Reforma do ensino médio
A ideia de permanecer o dia inteiro na escola ainda assusta alguns adolescentes que não conhecem a rotina do ensino integral. O medo do novo é o que atrapalha, muitas vezes, a oportunidade de passar manhã e tarde adquirindo conhecimento em áreas que vão muito além da língua portuguesa e da matemática e afetam diretamente o comportamento de cada aluno, apresentando-lhes, em forma de projetos sociais, a melhor maneira de viver em sociedade.
“No começo eu me preocupei com o fato de ter que passar o dia na escola, achei que ficaríamos apenas dentro de uma sala tendo aula com os professores. Só que aí nós vimos o quão diferente seria nossas vidas com o ensino integral. Disciplinas novas, projetos totalmente diferentes do que estávamos acostumados, um mundo totalmente novo e empolgante”, acrescentou Lorrana.
As aulas extracurriculares são a grande proposta do modelo integral de ensino. As matérias eletivas e as dezenas de clubes que compõem o estudo orientado são um estímulo na vida escolar desses alunos. “É muito legal você chegar em casa com a sensação de estar cansado, mas de que aproveitou o dia”, diz Erik.
O jovem não pensou duas vezes antes de se inscrever na eletiva “Na Zona da Comunicação”, umas das disciplinas escolhidas por ele e os colegas para se aprofundar no período da tarde, em dois dias na semana, e que o ajuda no hobby preferido: postar vídeos na internet.
Os que sonham em realizar alguma atividade relacionada à dança e à música, também encontram oportunidade de estudá-las na escola de tempo integral, onde descobrem a importância desses saberes na construção do conhecimento e da interação entre colegas de sala.
As disciplinas eletivas, escolhidas pelos alunos da escola, e os clubes, que cuidam de projetos (ciência, autoajuda, língua estrangeira, teatro e dança), complementam os estudos tradicionais.
Adequação
A carga horária estabelecida na proposta curricular feita pelas secretarias estaduais atende, no mínimo, 2.250 minutos semanais, com um mínimo de 300 minutos semanais de língua portuguesa, 300 minutos semanais de matemática e 500 minutos dedicados a atividades da parte flexível por semana.
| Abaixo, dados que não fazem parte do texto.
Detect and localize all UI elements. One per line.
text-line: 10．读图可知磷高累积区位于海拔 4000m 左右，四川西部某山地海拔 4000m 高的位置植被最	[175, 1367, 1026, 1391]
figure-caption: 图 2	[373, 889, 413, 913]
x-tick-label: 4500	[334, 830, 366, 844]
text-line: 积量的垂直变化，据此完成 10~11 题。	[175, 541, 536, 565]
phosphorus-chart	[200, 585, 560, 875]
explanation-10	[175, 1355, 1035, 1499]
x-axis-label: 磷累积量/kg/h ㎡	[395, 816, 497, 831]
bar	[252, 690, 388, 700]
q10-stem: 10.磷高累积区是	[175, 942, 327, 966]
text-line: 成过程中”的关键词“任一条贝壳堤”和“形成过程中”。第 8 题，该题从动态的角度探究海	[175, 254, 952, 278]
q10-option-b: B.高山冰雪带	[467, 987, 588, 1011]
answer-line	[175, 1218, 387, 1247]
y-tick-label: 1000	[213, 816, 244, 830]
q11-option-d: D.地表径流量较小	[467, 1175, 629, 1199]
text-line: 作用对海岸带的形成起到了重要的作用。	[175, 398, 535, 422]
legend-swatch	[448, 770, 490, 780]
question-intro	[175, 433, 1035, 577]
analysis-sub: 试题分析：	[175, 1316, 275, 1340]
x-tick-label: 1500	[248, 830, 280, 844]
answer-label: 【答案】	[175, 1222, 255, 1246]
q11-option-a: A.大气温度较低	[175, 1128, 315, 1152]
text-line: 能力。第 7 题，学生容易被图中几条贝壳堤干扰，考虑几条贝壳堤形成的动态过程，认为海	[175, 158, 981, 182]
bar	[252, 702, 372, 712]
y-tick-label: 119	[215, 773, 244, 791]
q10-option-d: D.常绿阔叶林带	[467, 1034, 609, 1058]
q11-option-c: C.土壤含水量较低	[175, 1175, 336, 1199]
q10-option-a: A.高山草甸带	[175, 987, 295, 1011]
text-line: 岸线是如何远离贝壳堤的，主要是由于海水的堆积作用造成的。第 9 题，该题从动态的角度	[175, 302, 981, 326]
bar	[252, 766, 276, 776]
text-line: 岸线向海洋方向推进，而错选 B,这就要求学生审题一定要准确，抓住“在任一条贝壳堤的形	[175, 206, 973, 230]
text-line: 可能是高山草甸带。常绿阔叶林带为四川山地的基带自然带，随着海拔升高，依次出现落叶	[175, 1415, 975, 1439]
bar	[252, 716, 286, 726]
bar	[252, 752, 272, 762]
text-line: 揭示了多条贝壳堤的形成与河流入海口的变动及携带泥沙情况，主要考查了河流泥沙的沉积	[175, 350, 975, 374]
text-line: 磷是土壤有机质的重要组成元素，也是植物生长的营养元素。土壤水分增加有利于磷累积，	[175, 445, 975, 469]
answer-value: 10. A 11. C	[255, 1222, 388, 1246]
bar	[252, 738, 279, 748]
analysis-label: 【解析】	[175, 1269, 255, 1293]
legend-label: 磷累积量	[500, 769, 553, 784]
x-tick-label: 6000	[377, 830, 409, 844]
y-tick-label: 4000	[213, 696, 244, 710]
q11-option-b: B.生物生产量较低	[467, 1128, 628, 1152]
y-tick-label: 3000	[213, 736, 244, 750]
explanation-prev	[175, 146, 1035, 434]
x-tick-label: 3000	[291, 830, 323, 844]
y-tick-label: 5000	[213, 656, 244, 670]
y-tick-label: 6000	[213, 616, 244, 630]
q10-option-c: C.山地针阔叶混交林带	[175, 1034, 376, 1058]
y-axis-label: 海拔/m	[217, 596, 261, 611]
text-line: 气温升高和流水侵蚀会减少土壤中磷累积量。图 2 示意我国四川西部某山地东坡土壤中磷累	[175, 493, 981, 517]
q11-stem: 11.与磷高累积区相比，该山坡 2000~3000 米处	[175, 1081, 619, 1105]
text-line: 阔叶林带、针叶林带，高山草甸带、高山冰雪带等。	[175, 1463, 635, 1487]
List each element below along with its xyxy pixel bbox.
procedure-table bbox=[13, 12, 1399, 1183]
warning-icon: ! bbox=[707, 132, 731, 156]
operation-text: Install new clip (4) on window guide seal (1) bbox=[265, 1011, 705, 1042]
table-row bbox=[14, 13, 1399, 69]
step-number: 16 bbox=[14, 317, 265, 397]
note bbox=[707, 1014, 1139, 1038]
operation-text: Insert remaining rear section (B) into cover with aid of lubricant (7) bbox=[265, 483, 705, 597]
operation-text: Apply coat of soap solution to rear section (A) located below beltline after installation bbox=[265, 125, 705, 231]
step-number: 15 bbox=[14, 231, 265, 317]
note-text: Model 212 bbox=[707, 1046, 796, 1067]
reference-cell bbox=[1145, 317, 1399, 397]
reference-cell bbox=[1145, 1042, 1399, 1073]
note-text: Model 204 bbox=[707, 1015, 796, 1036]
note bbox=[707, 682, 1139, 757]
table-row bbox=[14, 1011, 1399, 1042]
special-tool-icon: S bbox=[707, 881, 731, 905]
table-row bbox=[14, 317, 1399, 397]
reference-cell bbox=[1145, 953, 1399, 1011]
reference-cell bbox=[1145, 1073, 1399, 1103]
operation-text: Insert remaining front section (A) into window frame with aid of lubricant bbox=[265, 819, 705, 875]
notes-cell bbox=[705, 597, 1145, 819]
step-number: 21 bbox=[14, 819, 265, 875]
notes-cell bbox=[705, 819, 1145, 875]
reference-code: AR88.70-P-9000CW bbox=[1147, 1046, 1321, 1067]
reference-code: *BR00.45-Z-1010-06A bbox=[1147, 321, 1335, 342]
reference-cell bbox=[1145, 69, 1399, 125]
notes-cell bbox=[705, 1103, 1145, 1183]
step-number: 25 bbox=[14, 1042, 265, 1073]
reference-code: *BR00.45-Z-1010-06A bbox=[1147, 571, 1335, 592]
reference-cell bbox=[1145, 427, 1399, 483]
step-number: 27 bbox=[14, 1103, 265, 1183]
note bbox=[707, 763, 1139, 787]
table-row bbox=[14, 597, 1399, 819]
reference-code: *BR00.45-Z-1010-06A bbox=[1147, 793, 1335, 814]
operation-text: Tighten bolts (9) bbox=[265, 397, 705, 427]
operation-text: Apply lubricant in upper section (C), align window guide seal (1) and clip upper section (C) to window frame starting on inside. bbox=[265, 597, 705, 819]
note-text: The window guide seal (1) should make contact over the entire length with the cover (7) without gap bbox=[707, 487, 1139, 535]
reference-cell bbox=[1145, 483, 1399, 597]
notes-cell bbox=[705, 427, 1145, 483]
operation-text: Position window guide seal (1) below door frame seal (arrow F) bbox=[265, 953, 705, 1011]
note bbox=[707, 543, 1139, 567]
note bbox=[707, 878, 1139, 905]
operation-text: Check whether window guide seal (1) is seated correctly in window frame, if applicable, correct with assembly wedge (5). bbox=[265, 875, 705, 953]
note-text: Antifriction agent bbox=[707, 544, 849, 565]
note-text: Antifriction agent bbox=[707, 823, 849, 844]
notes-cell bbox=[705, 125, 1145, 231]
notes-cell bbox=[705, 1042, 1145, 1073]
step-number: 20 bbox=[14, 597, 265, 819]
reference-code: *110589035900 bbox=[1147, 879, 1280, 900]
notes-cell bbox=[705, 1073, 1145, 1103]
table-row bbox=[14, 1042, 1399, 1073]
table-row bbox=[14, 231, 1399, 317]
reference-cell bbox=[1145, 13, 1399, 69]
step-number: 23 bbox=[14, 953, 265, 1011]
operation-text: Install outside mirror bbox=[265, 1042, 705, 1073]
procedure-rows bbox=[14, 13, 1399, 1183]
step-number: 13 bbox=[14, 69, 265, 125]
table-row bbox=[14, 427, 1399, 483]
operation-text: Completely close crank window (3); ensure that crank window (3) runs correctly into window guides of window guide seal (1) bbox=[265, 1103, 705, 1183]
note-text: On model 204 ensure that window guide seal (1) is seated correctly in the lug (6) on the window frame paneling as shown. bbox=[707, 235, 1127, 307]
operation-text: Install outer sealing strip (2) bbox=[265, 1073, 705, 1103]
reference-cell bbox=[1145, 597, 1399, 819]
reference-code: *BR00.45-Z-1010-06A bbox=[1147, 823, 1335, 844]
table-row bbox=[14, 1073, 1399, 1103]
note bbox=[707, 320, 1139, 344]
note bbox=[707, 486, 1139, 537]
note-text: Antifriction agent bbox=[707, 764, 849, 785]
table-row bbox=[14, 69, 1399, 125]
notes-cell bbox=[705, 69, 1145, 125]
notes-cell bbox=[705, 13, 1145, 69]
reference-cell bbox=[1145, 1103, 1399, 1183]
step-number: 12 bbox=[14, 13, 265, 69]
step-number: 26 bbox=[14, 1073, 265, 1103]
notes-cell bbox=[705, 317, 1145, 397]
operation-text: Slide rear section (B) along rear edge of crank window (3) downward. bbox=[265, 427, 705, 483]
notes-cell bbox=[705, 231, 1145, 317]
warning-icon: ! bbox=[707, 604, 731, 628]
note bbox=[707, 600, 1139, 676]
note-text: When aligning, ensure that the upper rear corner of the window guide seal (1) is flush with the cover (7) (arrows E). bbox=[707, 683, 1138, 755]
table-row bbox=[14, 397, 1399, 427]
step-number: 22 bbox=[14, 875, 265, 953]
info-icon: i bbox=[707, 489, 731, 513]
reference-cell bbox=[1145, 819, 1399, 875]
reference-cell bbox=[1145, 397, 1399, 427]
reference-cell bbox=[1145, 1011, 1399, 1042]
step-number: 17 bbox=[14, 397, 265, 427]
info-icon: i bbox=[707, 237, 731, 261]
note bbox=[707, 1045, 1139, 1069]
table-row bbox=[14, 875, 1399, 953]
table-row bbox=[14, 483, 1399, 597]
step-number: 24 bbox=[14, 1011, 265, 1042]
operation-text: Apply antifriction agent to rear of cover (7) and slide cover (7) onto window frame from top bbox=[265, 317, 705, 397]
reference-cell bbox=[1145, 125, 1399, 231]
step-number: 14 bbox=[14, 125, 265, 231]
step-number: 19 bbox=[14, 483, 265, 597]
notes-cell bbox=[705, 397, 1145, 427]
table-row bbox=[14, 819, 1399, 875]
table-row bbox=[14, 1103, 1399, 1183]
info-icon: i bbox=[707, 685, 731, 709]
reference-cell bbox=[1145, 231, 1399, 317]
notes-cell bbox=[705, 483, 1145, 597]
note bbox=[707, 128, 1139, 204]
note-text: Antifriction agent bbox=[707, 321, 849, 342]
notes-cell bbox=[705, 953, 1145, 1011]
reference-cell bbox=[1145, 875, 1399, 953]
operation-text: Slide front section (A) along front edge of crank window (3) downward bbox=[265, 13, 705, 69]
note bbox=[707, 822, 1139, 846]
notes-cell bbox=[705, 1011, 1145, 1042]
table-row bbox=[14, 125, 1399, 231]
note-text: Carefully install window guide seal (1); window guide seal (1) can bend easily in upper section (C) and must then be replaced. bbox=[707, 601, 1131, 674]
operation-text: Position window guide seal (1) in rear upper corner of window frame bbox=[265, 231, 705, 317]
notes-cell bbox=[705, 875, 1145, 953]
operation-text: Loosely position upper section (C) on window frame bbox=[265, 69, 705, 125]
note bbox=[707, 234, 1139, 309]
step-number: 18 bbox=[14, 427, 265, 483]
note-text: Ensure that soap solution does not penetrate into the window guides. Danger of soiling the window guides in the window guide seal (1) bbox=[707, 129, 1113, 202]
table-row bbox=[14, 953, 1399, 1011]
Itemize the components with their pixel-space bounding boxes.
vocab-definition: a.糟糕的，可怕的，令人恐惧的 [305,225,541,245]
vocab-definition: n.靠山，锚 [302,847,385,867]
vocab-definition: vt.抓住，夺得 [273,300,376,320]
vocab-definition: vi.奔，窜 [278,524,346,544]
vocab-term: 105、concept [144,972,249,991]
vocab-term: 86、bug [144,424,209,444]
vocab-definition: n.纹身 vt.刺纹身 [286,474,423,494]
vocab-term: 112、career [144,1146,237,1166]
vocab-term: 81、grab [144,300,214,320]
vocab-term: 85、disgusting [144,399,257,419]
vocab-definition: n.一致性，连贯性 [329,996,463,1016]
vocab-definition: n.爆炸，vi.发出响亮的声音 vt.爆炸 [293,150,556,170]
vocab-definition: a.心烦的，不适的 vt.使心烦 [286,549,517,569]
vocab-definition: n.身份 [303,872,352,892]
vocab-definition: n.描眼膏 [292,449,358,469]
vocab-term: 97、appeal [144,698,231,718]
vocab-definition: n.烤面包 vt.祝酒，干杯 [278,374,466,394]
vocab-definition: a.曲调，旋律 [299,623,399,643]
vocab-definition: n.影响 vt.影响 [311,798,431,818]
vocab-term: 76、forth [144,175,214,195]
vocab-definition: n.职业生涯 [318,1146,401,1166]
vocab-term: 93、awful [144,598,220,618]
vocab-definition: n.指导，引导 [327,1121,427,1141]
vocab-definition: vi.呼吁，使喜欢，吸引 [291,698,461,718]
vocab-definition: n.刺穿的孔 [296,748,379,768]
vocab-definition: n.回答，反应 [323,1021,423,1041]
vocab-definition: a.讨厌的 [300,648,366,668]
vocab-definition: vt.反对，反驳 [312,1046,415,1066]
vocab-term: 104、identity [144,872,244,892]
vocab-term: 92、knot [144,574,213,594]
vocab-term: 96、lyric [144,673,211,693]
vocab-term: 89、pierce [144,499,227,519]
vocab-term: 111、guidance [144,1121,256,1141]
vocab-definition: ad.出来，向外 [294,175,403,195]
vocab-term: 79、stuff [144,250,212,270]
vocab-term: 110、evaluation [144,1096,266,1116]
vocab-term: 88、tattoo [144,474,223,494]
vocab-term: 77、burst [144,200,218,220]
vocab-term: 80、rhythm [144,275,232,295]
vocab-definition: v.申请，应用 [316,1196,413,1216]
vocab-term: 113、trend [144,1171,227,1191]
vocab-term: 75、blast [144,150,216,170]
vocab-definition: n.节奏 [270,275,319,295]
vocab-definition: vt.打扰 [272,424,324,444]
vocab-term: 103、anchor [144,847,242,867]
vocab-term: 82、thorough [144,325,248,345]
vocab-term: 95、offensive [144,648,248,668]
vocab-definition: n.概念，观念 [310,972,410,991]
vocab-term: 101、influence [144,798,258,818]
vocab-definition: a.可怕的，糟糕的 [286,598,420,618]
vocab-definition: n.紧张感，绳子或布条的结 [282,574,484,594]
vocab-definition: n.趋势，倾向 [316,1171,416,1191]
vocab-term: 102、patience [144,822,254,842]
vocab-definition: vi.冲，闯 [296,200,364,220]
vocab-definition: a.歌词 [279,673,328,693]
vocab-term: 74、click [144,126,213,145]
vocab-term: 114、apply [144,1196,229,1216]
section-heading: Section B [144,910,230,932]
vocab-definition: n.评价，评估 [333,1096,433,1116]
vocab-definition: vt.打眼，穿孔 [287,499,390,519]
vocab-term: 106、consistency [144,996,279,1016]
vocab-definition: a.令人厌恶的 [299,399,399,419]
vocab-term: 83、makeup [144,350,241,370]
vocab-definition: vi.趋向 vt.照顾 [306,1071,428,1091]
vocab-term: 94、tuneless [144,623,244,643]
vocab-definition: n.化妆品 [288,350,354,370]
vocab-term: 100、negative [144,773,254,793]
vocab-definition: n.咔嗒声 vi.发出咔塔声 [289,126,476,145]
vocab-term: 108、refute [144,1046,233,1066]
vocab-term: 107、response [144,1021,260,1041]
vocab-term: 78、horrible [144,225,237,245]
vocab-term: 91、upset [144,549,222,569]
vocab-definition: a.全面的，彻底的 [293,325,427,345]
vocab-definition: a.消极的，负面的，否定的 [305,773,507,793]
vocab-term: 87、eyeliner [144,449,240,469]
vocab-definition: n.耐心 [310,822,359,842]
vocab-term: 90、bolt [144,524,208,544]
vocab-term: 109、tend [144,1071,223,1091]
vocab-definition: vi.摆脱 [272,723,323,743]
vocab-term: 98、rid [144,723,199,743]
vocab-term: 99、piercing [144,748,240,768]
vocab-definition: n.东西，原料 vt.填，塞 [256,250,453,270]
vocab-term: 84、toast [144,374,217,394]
Para aderir, o Acre apresentou um projeto pedagógico, que fora avaliado pelo Ministério da Educação (MEC), junto ao desempenho das escolas do estado. Para se manter no programa, as escolas devem apresentar redução da média de abandono escolar e reprovação cumulativa, conforme dados do Censo Escolar.
Para o secretário Marco Brandão, o ensino integral representa um novo tempo para a educação pública acreana. “Essa é a escola jovem, que tem a identidade dos nossos jovens do século XXI, que são multifuncionais, que evoluíram nas atividades. Aqui ele é nosso protagonista e participa do processo de construção do conhecimento.”
Investimento
Para efetivar o modelo no estado, o governo do Acre investiu R$ 28 milhões. Desses, R$ 7 milhões provenientes de verba federal, e os outros R$ 21 milhões, de recursos próprios do estado.
Escolas contempladas
As escolas estaduais que passaram a ter tempo integral no primeiro semestre deste ano são: Armando Nogueira, Glória Perez, Instituto de Educação Lourenço Filho (IELF), José Ribamar Batista (Ejorb), Sebastião Pedrosa, Humberto Soares e Boa União.